Since pet food is often the sole dietary intake for many animals, these manufacturers are in a different category than most food manufacturers. Not only must they comply with all GMP provisions, they also are classified as nutraceutical manufacturers with another set of challenges. Where one ingredient may be used as a binder to keep ingredients together, the same ingredient may have health effects, and its presence may trigger health claims that render the finished product subject to other regulatory compliance issues. Imagine the challenges of a company using what they believe to be a functional ingredient only to have its use interpreted as a dietary supplement requiring additional regulatory oversight.
Changes to overcome these challenges will take time, commitment, and education to make all in the process understand that product safety is non-negotiable. Investments are being undertaken to improve the structure of many manufacturing facilities. These will be beneficial, but can be nullified unless the people issues are also restructured.
We can physically segregate pre-kill from post-kill processes by using barriers such as walls and doors over openings. But, what will this achieve if an employee transports raw materials or themselves through these spaces with no regard to barrier segregation? How do we essentially reprogram their awareness of these new requirements after years of working in the plants without regard for them?
Educate them. Provide these otherwise great employees with an understandable and justifiable reason why they need to change and become more aware of these changes. After all, haven’t they spent the last 10 to 20 years in the facility being told what to do, making it a requirement at the cost of their employment? When was the last time someone actually explained the reasoning behind the policies or procedures in a way that they saw a value to themselves and the company?

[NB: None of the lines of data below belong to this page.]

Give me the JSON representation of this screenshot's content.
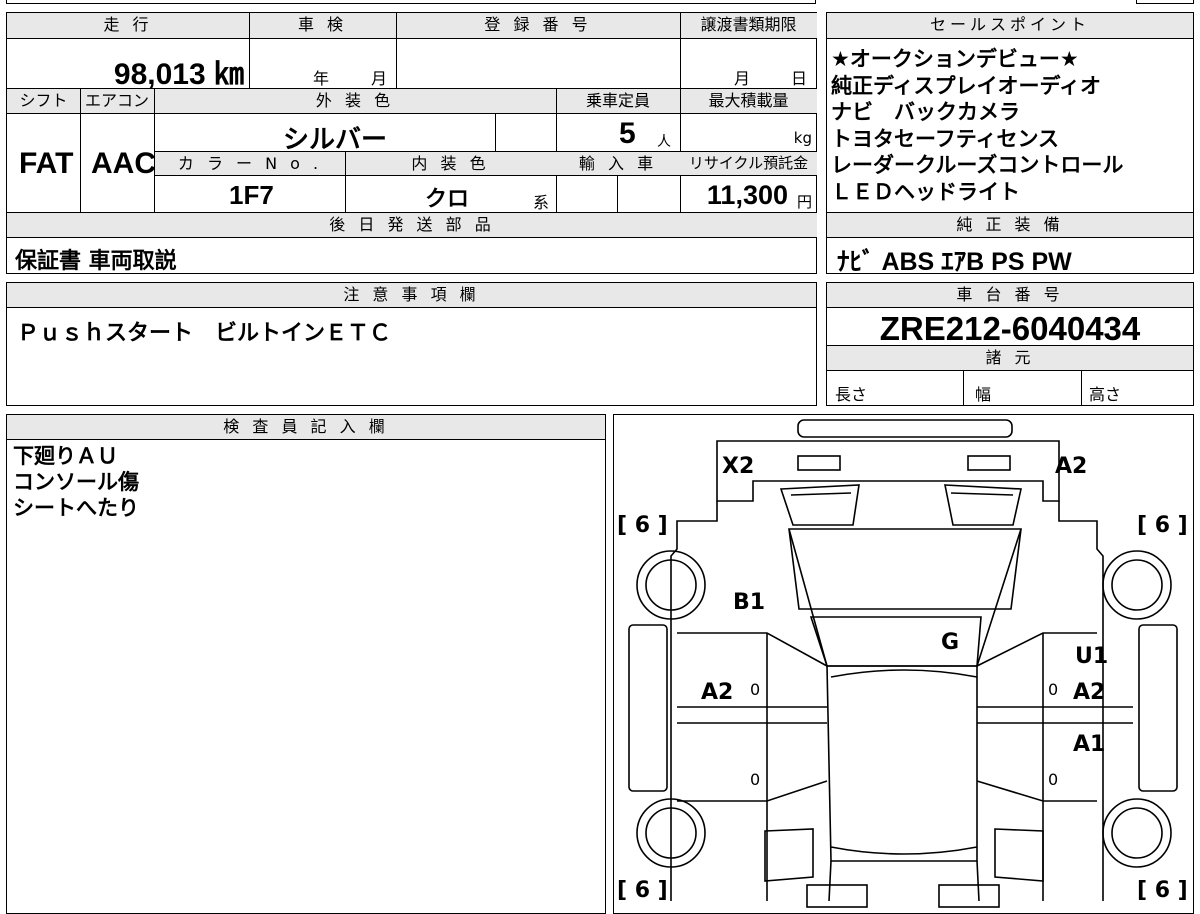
{
  "vehicle": {
    "mileage_label": "走 行",
    "mileage": "98,013 ㎞",
    "inspection_label": "車 検",
    "inspection_year": "年",
    "inspection_month": "月",
    "registration_label": "登 録 番 号",
    "transfer_deadline_label": "譲渡書類期限",
    "transfer_month": "月",
    "transfer_day": "日",
    "shift_label": "シフト",
    "shift": "FAT",
    "ac_label": "エアコン",
    "ac": "AAC",
    "exterior_color_label": "外 装 色",
    "exterior_color": "シルバー",
    "capacity_label": "乗車定員",
    "capacity": "5",
    "capacity_unit": "人",
    "max_load_label": "最大積載量",
    "max_load_unit": "kg",
    "color_no_label": "カ ラ ー N o .",
    "color_no": "1F7",
    "interior_color_label": "内 装 色",
    "interior_color": "クロ",
    "interior_suffix": "系",
    "import_label": "輸 入 車",
    "recycle_label": "リサイクル預託金",
    "recycle_fee": "11,300",
    "recycle_unit": "円"
  },
  "sales_points": {
    "label": "セールスポイント",
    "items": [
      "★オークションデビュー★",
      "純正ディスプレイオーディオ",
      "ナビ　バックカメラ",
      "トヨタセーフティセンス",
      "レーダークルーズコントロール",
      "ＬＥＤヘッドライト"
    ]
  },
  "later_parts": {
    "label": "後 日 発 送 部 品",
    "value": "保証書 車両取説"
  },
  "equipment": {
    "label": "純 正 装 備",
    "value": "ﾅﾋﾞ ABS ｴｱB PS PW"
  },
  "notes": {
    "label": "注 意 事 項 欄",
    "value": "Ｐｕｓｈスタート　ビルトインＥＴＣ"
  },
  "chassis": {
    "label": "車 台 番 号",
    "value": "ZRE212-6040434"
  },
  "specs": {
    "label": "諸 元",
    "length_label": "長さ",
    "width_label": "幅",
    "height_label": "高さ"
  },
  "inspector": {
    "label": "検 査 員 記 入 欄",
    "lines": [
      "下廻りＡＵ",
      "コンソール傷",
      "シートへたり"
    ]
  },
  "diagram": {
    "marks": {
      "front_left": "X2",
      "front_right": "A2",
      "left_front_fender": "B1",
      "center": "G",
      "right_front_door_1": "U1",
      "right_front_door_2": "A2",
      "left_front_door": "A2",
      "right_rear_door": "A1"
    },
    "tires": {
      "front_left": "[ 6 ]",
      "front_right": "[ 6 ]",
      "rear_left": "[ 6 ]",
      "rear_right": "[ 6 ]"
    },
    "door_zeros": [
      "0",
      "0",
      "0",
      "0"
    ]
  }
}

Many of these changes will affect several aspects of a plant’s operation. Moving materials to where they will be needed will take some time to get used to. Changes in cleaning procedures will cause many disruptions and eat up time until all the kinks are worked out. Testing and verifications will likely cause problems not before realized. Transitions to become fully compliant with new regulations or accepted practice take time, and bumps in the road should be expected.
Just as with every challenge we face in the food industry, experience has taught us that the best route is education of all involved, regardless of the positions they hold in the organization. Understanding the needs and successful approaches has always yielded the best long-term results.
The author is Head of Food Safety Education, AIB International.